I worked with this approach when I returned to the United States, but at that time I started using newspaper impressions in the clay slabs. I was able to make a readable newspaper impression casting sculptor's wax in the cardboard matts used on the presses and working black glaze into the surface like an intaglio plate in the biscuit state. The news articles at the time dealt with Viet Nam and racial riots. It was not a time to be lyrical. In working with this series of newspaper impressed pieces I related strongly to the statement made at least a decade earlier by the Japanese potter Kawai Kanjiro, who was said to have commented, and I paraphrase, "Everything I make is not beautiful. There is also something ugly inside that must be expressed."

In the 1970s I moved into other media and into mixed media. I wanted to experience large scale, so I worked in steel and aluminum, materials and techniques new to me. I learned how to weld. I also held onto a concept from Japan about hard and soft form as I started a series of mixed media wall constructions. In clay, I developed the soft forms that were contrasted against the hard forms developed in grids of wood or grids of aluminum extrusions.

Clay was the flesh and wood or aluminum the bones of the work. There also seemed to be an urgency for me to make work to be viewed on the wall, or on the floor under foot.
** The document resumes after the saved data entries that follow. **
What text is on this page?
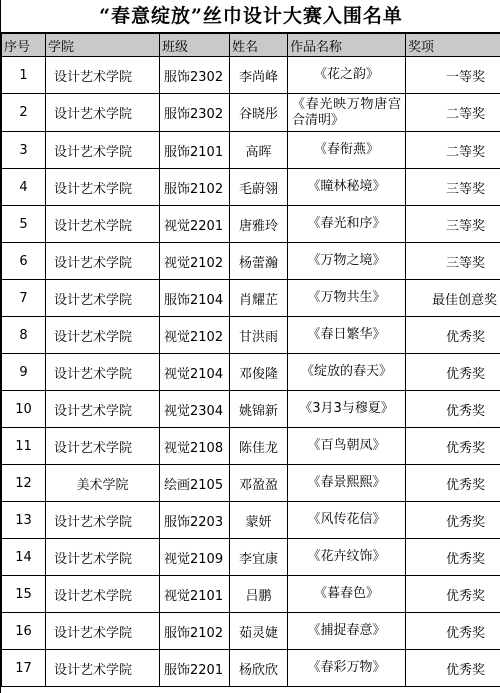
“春意绽放”丝巾设计大赛入围名单
序号	学院	班级	姓名	作品名称	奖项
1	设计艺术学院	服饰2302	李尚峰	《花之韵》	一等奖
2	设计艺术学院	服饰2302	谷晓彤	《春光映万物唐宫合清明》	二等奖
3	设计艺术学院	服饰2101	高晖	《春衔燕》	二等奖
4	设计艺术学院	服饰2102	毛蔚翎	《瞳林秘境》	三等奖
5	设计艺术学院	视觉2201	唐雅玲	《春光和序》	三等奖
6	设计艺术学院	视觉2102	杨蕾瀚	《万物之境》	三等奖
7	设计艺术学院	服饰2104	肖耀芷	《万物共生》	最佳创意奖
8	设计艺术学院	视觉2102	甘洪雨	《春日繁华》	优秀奖
9	设计艺术学院	视觉2104	邓俊隆	《绽放的春天》	优秀奖
10	设计艺术学院	视觉2304	姚锦新	《3月3与穆夏》	优秀奖
11	设计艺术学院	视觉2108	陈佳龙	《百鸟朝凤》	优秀奖
12	美术学院	绘画2105	邓盈盈	《春景熙熙》	优秀奖
13	设计艺术学院	服饰2203	蒙妍	《风传花信》	优秀奖
14	设计艺术学院	视觉2109	李宜康	《花卉纹饰》	优秀奖
15	设计艺术学院	视觉2101	吕鹏	《暮春色》	优秀奖
16	设计艺术学院	服饰2102	茹灵婕	《捕捉春意》	优秀奖
17	设计艺术学院	服饰2201	杨欣欣	《春彩万物》	优秀奖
By the 1980s, the things I had learned from my mixed media experience moved into the process itself. I used wood and metal in the forming process, but the final result of the process was solely from fired clay. I was attracted to the auger as a dynamic form that energizes space, but also to the metaphor that exists between the auger that moves clay and a clay auger as a ceramic form. The auger has a visual push and pull, into and out of the axis of the form.

The auger brings to three-dimensions the visual energies of the familiar two-dimensional spiral. In order to build the form in clay, I used aluminum pipe for the axle and aluminum rod for describing the twist or torque in the form.

A TIME AND PLACE FOR FURTHER TASTING THE CLAY

Certainly, we all recognize the cultural dialogue going on between Japan and America. It is not a passive relationship. There is a visual conversation going on in the clay that can be more fully understood and appreciated if we compare it metaphorically with the workings of the wood saw. The Japanese saw is pulled, and the American saw is pushed, and in knowing hands beautiful wooden structures that lift the spirit of mankind are  made with both tools. While the aesthetic concerns pursued by artists of both countries move in different directions, in clay they share in their ability to hold significant meaning in contemporary culture.